Researchers from the Fraunhofer Institute for Physical Measurement Techniques (Fraunhofer IPM) have developed a fluorescence measurement technology capable of quantitative measurements with a high local resolution. The team is receiving the Joseph von Fraunhofer Prize in recognition of the achievement. Previous fluorescence-based techniques have been viewed as a way to get estimates on quantitative measurement processes, rather than reliable measurements.
Fluorescence measurement technology developed by a team at the Fraunhofer Institute for Physical Measurement Techniques (Fraunhofer IPM) is precise and inline-capable. The solution enables inspectors to check complex 3D components, for example, for contamination in production cycles that last only seconds. Courtesy of Piotr Banczerowski/ Fraunhofer.
“We have succeeded in taking an imprecise process and developing it into a robust and extremely fast precision measurement method,” said Albrecht Brandenburg of Fraunhofer IPM.
The technology is fast enough to be inline-capable, the team said. “Complex 3D components can now be checked for contamination in production cycles mere seconds long — with 100% accuracy,” Brandenburg said.

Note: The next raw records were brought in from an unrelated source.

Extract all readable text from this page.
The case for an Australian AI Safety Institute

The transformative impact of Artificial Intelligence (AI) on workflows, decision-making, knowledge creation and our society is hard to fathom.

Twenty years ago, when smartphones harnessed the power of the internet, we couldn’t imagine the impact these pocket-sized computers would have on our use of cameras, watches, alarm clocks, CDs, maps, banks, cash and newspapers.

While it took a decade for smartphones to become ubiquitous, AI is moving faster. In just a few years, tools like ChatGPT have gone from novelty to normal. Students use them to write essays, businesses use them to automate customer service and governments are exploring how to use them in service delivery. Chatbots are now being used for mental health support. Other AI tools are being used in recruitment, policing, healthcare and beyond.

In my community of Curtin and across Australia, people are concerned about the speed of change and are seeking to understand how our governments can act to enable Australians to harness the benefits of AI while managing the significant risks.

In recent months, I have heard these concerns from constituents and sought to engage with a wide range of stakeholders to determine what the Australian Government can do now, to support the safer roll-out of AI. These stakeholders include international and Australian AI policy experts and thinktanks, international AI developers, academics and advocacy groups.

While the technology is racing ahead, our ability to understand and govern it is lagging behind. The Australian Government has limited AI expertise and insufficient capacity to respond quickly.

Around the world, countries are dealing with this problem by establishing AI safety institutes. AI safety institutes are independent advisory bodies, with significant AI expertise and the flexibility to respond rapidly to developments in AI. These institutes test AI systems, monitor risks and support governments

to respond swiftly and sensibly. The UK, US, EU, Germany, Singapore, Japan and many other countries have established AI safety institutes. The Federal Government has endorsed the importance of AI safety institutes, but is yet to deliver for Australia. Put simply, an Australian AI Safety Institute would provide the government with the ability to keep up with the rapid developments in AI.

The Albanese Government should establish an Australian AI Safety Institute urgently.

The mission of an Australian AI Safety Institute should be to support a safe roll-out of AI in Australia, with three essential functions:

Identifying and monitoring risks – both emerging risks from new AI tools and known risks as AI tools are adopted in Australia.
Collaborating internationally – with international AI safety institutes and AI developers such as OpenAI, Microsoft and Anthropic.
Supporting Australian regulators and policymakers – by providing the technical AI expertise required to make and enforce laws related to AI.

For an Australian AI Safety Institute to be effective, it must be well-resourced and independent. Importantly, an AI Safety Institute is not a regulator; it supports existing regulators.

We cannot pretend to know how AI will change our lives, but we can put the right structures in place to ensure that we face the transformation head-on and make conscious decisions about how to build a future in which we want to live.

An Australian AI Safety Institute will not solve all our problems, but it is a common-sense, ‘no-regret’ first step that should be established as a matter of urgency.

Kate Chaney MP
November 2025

Brandenburg proposed the idea to use imaging fluorescence measurement technology to carry out checks on components — especially to detect contamination with oil or dirt. This information is particularly important in cases where safety is paramount, such as the bonding of vehicle parts.
To carry out the measurement, a shortwave violet laser beam scans the component’s surface and causes organic contaminants to give off longwave light. This fluorescent light is captured by a laser scanner, converted into quantitative measurements, and pieced together into an image. The process works for meter-long metal sheets as well as for small electronic components.
Winners of the Joseph von Fraunhofer Prize for their new precision measurement method that features extreme speed and high robustness: Alexander Blättermann (left) and Albrecht Brandenburg. Courtesy of Piotr Banczerowski/Fraunhofer.
“The performance data are spectacular: We are able to measure 40 million points per second, allowing us to show contamination of 1 mg/m2. From 10 mg and upward, we can take quantitative measurements,” said Blättermann, who developed the inline system and put it into operation. “The F-scanner makes fluorescence measurement technology a viable option for quality control and process control.”
Since 2015, the team led by Brandenburg and Blättermann has raised around €3.5 million ($3.7 million) in industrial contracts from 20 customers in five countries.